What should be clear is that States are given latitude on issues involving how each state wants to govern itself, and federal mandates are only made on issues that affect everyone equally.

As I mentioned in the beginning Mitt Romney attacked the president and referenced the constitution and declaration of independence, albeit incorrectly.

He said, “The role of government is to promote and protect the principles of those documents.” He continued, “First, life, and liberty. We have a responsibility to protect the lives and liberties of our people…”

The problem is, he doesn't understand what that statement even means, or he doesn't believe it himself. Calling for States’ rights in the face of a federal document that grants supremacy over state government is tantamount to the confederacy asking Lincoln for sovereignty for the confederate states. There is something else that document mentions, although I’m sure Gov. Romney only memorized the portions he felt he needed. It mentions the principle of a Perfect Union. It mentions by name several times, the United States, not Separatist States, of America.

Life, Liberty?

Words to a man, who believes States’, should have the right to mandate separate laws.

Like the southern States of old republic that believed blacks were 3/5 a man?

Segregated their lives to inferiority based on the color of their skin?

You mean those states?

Do you mean those same states, now asking for states’ rights being able to decide how two people can show love for each other?

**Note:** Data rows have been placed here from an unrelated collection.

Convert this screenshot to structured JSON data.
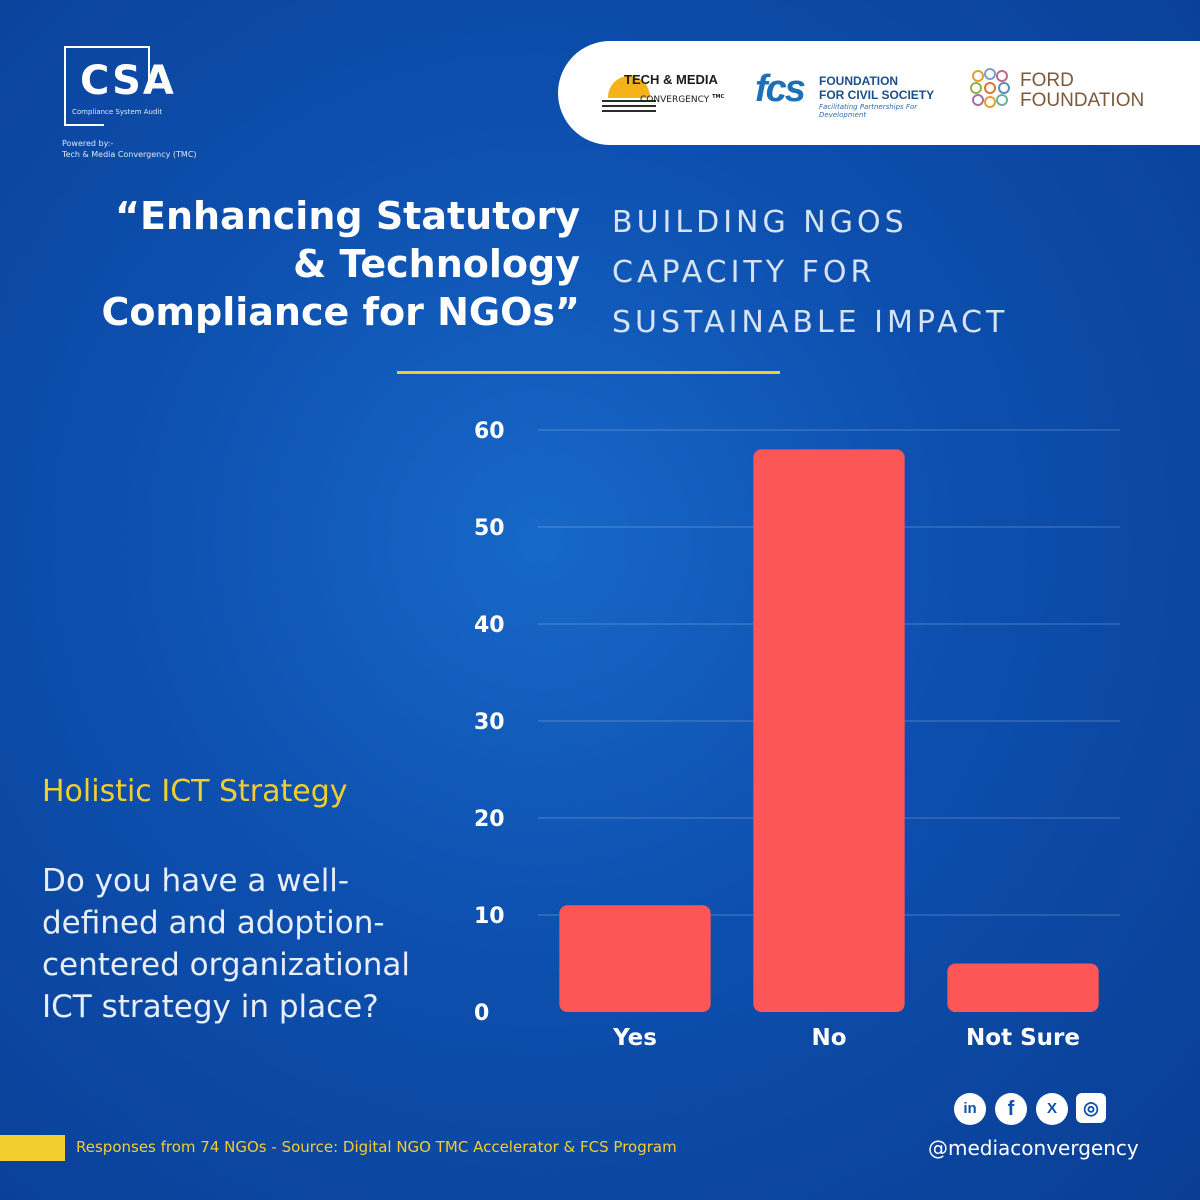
{
  "brand": {
    "logo_text": "CSA",
    "logo_subtitle": "Compliance System Audit",
    "powered_by_line1": "Powered by:-",
    "powered_by_line2": "Tech & Media Convergency (TMC)"
  },
  "partners": {
    "tmc_line1": "TECH & MEDIA",
    "tmc_line2": "CONVERGENCY",
    "tmc_mark": "TMC",
    "fcs_mark": "fcs",
    "fcs_line1": "FOUNDATION",
    "fcs_line2": "FOR CIVIL SOCIETY",
    "fcs_tagline": "Facilitating Partnerships For Development",
    "ford_line1": "FORD",
    "ford_line2": "FOUNDATION"
  },
  "headline": {
    "line1": "“Enhancing Statutory",
    "line2": "& Technology",
    "line3": "Compliance for NGOs”"
  },
  "tagline": {
    "line1": "BUILDING NGOS",
    "line2": "CAPACITY FOR",
    "line3": "SUSTAINABLE IMPACT"
  },
  "section": {
    "title": "Holistic ICT Strategy",
    "question": "Do you have a well-defined and adoption-centered organizational ICT strategy in place?"
  },
  "chart_data": {
    "type": "bar",
    "title": "",
    "xlabel": "",
    "ylabel": "",
    "categories": [
      "Yes",
      "No",
      "Not Sure"
    ],
    "values": [
      11,
      58,
      5
    ],
    "ylim": [
      0,
      60
    ],
    "yticks": [
      0,
      10,
      20,
      30,
      40,
      50,
      60
    ],
    "grid": true,
    "bar_color": "#fd5656"
  },
  "footer": {
    "source": "Responses from 74 NGOs - Source: Digital NGO TMC Accelerator & FCS Program",
    "handle": "@mediaconvergency",
    "social": {
      "linkedin": "in",
      "facebook": "f",
      "x": "X",
      "instagram": "◎"
    }
  },
  "colors": {
    "accent_yellow": "#f2cd2e",
    "background_blue": "#0d4fae"
  }
}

Is that what you mean Gov. Romney?

Or was it merely your attempt to slide those issues by, in disguise of the Affordable Care Act, that not only guarantees no citizen can ever be denied medical coverage because they were born with a condition, but grants every child in this country the care they need to survive, and gives support to millions of people who otherwise would not have it. You see Gov. Romney, when you seek to classify states as sovereign entities, merely to reverse the laws in that constitution, that already grant people life and liberty, you offend the lives of every man and woman who defended with their lives, that document, and reduce it to a rag of parchment, covered in the signatures of people whose ideas founded this nation with the blood of patriots. That declaration of independence you referred to was signed by fifty-six men who knew signing it, would be signing their own death warrants. Those men, you so effortlessly and figuratively shat on, by mentioning that document, would rather have died than give up their liberties, the very liberties you seek to take away from people, by granting state sovereignty.